AnsweredAssumed Answered

Nightmare Key Field

Question asked by AllegroDataSolutions on Mar 28, 2012
Latest reply on Mar 29, 2012 by RayCologon

I am currently building a database for a nonprofit organization that has been hired by State and federal agencies to distribute benefits to participants under several different programs. The format of the data that is coming into the ogranization from these sources and has to be imported into the FileMaker solution is an absolute nightmare. The agencies will not alter their format, so I have had to script the imports into a temporay table, manipulate the data there, then import it into the "real" tables that have been designed as per the client's specs.

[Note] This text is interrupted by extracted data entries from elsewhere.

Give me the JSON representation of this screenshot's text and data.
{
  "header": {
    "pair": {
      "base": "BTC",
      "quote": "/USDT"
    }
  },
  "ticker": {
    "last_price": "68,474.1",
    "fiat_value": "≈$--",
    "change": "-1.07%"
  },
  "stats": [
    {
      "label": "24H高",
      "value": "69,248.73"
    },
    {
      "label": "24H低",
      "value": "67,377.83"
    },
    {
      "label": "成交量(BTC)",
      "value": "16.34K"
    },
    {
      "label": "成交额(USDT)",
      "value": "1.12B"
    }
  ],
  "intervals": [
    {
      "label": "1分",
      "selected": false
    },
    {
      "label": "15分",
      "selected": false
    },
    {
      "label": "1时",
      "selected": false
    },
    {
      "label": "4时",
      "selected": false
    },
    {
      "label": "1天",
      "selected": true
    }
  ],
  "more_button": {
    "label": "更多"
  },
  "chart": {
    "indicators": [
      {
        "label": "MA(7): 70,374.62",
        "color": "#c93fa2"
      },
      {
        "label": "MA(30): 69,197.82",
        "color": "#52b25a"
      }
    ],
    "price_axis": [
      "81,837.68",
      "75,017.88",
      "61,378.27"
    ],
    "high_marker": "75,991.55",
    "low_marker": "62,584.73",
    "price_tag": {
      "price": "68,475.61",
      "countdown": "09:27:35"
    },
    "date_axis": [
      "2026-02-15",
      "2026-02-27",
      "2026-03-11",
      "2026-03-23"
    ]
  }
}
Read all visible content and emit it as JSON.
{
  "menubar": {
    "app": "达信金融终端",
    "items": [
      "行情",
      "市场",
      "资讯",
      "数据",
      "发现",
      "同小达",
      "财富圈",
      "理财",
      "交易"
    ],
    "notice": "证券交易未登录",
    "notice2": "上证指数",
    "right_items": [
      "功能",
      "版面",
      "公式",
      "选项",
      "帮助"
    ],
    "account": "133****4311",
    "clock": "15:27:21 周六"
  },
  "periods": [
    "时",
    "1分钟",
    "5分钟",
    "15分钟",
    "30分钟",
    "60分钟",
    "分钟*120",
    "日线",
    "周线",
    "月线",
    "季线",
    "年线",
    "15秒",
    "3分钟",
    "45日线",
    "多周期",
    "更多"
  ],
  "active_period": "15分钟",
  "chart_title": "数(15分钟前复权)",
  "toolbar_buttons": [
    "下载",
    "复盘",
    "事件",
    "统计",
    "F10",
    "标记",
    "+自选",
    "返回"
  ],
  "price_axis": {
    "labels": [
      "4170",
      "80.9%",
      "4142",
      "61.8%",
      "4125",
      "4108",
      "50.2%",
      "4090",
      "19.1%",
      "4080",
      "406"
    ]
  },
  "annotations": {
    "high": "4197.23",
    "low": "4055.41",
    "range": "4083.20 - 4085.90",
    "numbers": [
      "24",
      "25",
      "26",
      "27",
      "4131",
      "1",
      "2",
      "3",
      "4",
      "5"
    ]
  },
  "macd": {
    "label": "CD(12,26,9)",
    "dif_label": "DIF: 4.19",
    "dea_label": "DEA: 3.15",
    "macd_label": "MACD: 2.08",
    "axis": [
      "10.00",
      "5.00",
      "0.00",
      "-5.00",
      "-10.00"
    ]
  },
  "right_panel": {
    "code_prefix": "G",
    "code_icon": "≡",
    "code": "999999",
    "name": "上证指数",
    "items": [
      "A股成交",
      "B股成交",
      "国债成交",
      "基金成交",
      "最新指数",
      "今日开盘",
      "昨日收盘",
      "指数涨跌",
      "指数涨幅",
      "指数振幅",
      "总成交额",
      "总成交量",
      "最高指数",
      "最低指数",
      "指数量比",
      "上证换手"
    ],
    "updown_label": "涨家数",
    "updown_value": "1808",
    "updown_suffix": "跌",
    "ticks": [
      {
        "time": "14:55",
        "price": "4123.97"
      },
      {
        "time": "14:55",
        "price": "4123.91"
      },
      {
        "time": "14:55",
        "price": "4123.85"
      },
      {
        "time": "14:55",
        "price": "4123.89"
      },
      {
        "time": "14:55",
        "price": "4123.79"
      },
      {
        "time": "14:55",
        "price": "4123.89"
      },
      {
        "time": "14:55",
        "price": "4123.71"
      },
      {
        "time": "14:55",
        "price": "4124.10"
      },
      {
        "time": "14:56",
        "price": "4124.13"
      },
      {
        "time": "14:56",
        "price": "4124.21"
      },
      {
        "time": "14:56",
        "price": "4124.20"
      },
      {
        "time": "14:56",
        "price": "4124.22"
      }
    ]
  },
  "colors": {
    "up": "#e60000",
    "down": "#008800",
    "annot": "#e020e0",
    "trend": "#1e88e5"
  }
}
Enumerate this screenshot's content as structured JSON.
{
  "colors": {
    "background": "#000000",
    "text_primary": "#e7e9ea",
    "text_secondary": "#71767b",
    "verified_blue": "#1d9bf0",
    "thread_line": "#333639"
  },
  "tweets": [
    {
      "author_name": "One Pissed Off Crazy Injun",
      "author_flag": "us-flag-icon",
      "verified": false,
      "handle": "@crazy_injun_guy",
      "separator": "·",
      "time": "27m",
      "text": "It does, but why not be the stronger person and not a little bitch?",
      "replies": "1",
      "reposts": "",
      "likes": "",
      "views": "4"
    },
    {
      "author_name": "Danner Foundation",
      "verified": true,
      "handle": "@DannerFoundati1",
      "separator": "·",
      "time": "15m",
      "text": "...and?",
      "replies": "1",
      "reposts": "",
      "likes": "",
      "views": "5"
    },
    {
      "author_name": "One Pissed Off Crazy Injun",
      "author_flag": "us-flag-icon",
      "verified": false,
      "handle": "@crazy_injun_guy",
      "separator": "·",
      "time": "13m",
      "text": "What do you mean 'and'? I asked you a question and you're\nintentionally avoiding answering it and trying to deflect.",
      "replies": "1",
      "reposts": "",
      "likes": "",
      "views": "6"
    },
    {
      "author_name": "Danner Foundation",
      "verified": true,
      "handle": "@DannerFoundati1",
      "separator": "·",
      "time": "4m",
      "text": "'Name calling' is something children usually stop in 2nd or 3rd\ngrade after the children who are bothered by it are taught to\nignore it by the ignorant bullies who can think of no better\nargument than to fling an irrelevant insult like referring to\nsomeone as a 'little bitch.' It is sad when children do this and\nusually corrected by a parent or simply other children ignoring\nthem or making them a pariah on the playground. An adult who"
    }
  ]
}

I have gotten everything to work (i.e. all the data can be successfully extracted from the original fields and parsed into the tables where the client wants it) but I am not happy with the performance in one area. The source is a huge spreadsheet (several thousand rows) where the first column contains what appears to be data from several different fields in the original database and is over 100 characters long. That field contains the primary key - which has letters, spaces and numbers, and varies in length. The surrounding text also varies in lenth and is inconsistently entered. So the key field can appear virtually anywhere in the line. I am currently extracting the key with a subscript that loops through a value list containing all possible keys and tests for them using PatternCount(). If the result = 1, the value tested is inserted into the field.


While the above approach works, running the script is time consuming. I am wondering if (a) there is a way to get the same result with a formula and (b) if the formula would actually be any faster. Here's a brief sample of the type of values I have to work with (I am not using actual records in my example because the data is confidential):


"PROGRAM NAME:JSm 001 John Smith $22,365: JSm 18 Line Item 18 Name $450"

"PROGRAM NAME:JSm 001 John Smith $8,000: JSm 34 Line Item 34 Name $55"

"COMPLETELY DIFFERENT PROGRAM NAME:JDoe 001 Jane Doe 22,365: JDoe 10 Line Item Name 425"

"02 ANOTHER BUDGET LINE ITEM: ABChar 001 Able Baker-Charlie $500: ABChar 66 Reimbursed expenses $50"


In these examples, the value following the second colon is what we want:


JSm 18

JSm 34

JDoe 10

ABChar 66


About the only consistancy in the source material is that there are two colons in the rows we are importing (though they can appear in different places in the field).


I'd be interested to see if anyone can come up with a formula that works -- and, if using it as an auto-enter calc is any faster than running the import sub script.